2. Anguera I, Del Río A, Miró JM, et al; Hospital Clinic Endocarditis Study Group. Staphylococcus lugdunensis infective endocarditis: description of 10 cases and analysis of native valve, prosthetic valve, and pacemaker lead endocarditis clinical profiles. Heart. 2005;91(2):e10.
3. Byrnes TJ, Rose BT, Myers NM, Myers JP. Staphylococcus lugdunensis bacteremia in adults in a large community teaching hospital: report of 29 episodes and review of its epidemiology, microbiology, clinical manifestations, and treatment. J Med Microbiol Diagn. 2014;S2:002. doi:10.4172/2161-0703.S2-002.

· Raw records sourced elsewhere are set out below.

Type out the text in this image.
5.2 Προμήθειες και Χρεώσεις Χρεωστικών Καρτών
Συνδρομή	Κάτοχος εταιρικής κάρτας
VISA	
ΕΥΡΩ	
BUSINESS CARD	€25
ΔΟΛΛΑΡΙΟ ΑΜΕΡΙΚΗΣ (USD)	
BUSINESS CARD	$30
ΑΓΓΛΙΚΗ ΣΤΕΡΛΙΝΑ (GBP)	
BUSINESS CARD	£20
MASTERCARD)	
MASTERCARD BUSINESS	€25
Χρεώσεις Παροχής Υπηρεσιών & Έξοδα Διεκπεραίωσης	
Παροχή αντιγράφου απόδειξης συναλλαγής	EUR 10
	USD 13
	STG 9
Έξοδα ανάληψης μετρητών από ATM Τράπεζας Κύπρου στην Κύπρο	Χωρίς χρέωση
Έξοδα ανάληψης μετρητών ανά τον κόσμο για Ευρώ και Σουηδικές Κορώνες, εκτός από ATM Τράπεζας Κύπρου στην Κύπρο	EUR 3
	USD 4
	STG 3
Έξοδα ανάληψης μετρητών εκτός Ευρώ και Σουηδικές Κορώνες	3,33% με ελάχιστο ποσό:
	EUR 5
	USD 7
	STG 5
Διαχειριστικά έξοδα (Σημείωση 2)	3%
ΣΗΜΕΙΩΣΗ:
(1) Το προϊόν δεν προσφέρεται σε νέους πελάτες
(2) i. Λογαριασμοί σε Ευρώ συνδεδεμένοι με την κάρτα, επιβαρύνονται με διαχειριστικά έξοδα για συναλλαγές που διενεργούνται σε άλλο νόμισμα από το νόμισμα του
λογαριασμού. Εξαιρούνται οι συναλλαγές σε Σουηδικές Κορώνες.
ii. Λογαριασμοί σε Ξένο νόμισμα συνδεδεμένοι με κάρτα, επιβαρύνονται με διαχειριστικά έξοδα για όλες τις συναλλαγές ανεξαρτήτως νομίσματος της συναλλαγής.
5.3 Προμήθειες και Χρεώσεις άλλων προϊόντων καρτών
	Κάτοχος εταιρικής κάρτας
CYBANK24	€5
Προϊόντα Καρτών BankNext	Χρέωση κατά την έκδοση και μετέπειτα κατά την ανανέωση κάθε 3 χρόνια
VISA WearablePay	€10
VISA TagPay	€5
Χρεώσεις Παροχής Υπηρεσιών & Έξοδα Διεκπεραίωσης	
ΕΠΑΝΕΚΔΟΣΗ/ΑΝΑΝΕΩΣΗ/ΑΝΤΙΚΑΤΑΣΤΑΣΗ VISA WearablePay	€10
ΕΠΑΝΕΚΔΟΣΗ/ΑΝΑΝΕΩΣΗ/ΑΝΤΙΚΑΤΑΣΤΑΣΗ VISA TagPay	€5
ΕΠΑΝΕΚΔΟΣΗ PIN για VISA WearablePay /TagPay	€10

4. Zinkernagel AS, Zinkernagel MS, Elzi MV, et al. Significance of Staphylococcus lugdunensis bacteremia: report of 28 cases and review of the literature. Infection. 2008;36(4):314-321.
5. Gouliouris T, Aliyu SH, Brown, NM. Spondylodiscitis: update on diagnosis and management. J Antimicrob Chemother. 2010;65(suppl 3):iii11-iii24.
6. Camacho M, Guis S, Mattei JP, Costello R, Roudier J. Three-year outcome in a patient with Staphylococcus lugdunensis discitis. Joint Bone Spine. 2002;​69(1):85-87.
7. Murdoch DR, Everts RJ, Chambers ST, Cowan IA. Vertebral osteomyelitis due to Staphylococcus lugdunensis. J Clin Microbiol. 1996;34(4):993-994.